Resignación

Querida Muerte

siempre estás sentada a mi lado

compañera  dame un respiro

me estás agobiando.

Sé que es tu trabajo

para eso te han enseñado

pero déjame un poco más

si te lo explico lo entenderás.

Ya me has matado

en más de una ocasión

me merezco una tregua

no me rompas otra vez el corazón.

Sólo te pido una cosa

aunque ya es un imposible

querida muerte

déjame amar otra vez.

Amor mío ayer, hoy y mañana yo…

Te amé desde el primer minuto

que mi mirada conecto contigo

y esa sensación en mi corazón

jamás me ha vuelto a abandonar.

Porque eres esa parte de mi

que durante tanto tiempo he extrañado

y que he encontrado en un segundo

para toda la eternidad.

Nos hemos jurado desde aquel día

tantas cosas que se me llena el pecho

porque eres lo más maravilloso

que nunca podré volver a conocer.

Hoy es 31 de Julio del 2021

sigues siendo la única que sabe mis secretos

y yo sigo siendo el único que sabe los tuyos

creados en nuestras noches de amor.

Mañana es un nuevo día sin ti

pero no creas amor mío por un momento

que me he olvidado de ti porque lo sabes

ayer, hoy y mañana moriría y me cambiaria por ti.

Pensando en el final.

Cuando he visto la muerte de cerca tantas veces a lo largo de mi vida, en lo profesional, en lo personal, uno se acostumbra a verla desde un prisma diferente. Duele, si. Pero cuando lo has vivido varias veces de cerca se te forma una coraza y las lágrimas dejan de fluir, ya no se ahoga el alma.

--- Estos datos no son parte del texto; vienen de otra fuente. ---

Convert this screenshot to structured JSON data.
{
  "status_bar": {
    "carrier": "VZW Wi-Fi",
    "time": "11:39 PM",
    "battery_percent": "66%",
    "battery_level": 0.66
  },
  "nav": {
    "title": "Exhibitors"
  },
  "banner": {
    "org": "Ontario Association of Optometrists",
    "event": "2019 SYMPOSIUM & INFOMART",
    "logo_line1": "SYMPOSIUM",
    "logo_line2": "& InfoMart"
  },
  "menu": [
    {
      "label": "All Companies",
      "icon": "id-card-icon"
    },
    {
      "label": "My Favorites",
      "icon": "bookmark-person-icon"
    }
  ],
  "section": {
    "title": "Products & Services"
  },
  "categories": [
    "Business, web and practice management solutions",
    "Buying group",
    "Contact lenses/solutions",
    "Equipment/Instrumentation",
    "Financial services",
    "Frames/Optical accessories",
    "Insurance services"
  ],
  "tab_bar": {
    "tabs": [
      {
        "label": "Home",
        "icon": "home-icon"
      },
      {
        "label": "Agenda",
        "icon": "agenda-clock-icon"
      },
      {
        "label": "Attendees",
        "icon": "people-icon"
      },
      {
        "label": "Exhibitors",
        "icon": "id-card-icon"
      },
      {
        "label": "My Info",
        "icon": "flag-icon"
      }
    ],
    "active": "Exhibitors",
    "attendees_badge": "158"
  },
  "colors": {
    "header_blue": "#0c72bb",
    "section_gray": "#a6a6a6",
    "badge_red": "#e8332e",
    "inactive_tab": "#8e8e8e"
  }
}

Estos últimos días en mis revisiones metido en las maquinas, resonancia nuclear, magnética, analíticas, aumento de medicación para el dolor, pastillas para intentar dormir ya que el insomnio me corroe, corticoides y un largo etc, he pensado en mi propia muerte. Hasta ahora viví las circunstancias de los demás pero empiezo a evaluar mis propias circunstancias.

Si con todo lo que tengo no fuera suficiente el virus que nos ataca a todos también me preocupa, pillar algo así sería con mis antecedentes un viaje sin retorno y a pesar de todas las precauciones mis visitas continuas a zonas de riesgo, hospitales, centros de salud me exponen demasiado.

¿Pienso alguna vez como sería mi muerte?, todos los días. Cuando no puedo moverme, cuando me falta la respiración, cuando el dolor no me deja dormir, cuando no tengo apetito, en cada circunstancia se me viene a la mente cuando será y si tendré alguna oportunidad de regatear el desenlace final. Es duro.

Aún así reconozco que la soledad me hace pensar y darle vueltas a las cosas más de lo habitual, pero no es fácil mantener la mente distraída o en blanco cuando a cada movimiento el dolor te recuerda que el mal está dentro de ti. Suena a una posesión demoníaca (sonrisas) ¿pero acaso una enfermedad no lo es?. Un abrazo para todos, gracias por estar ahí.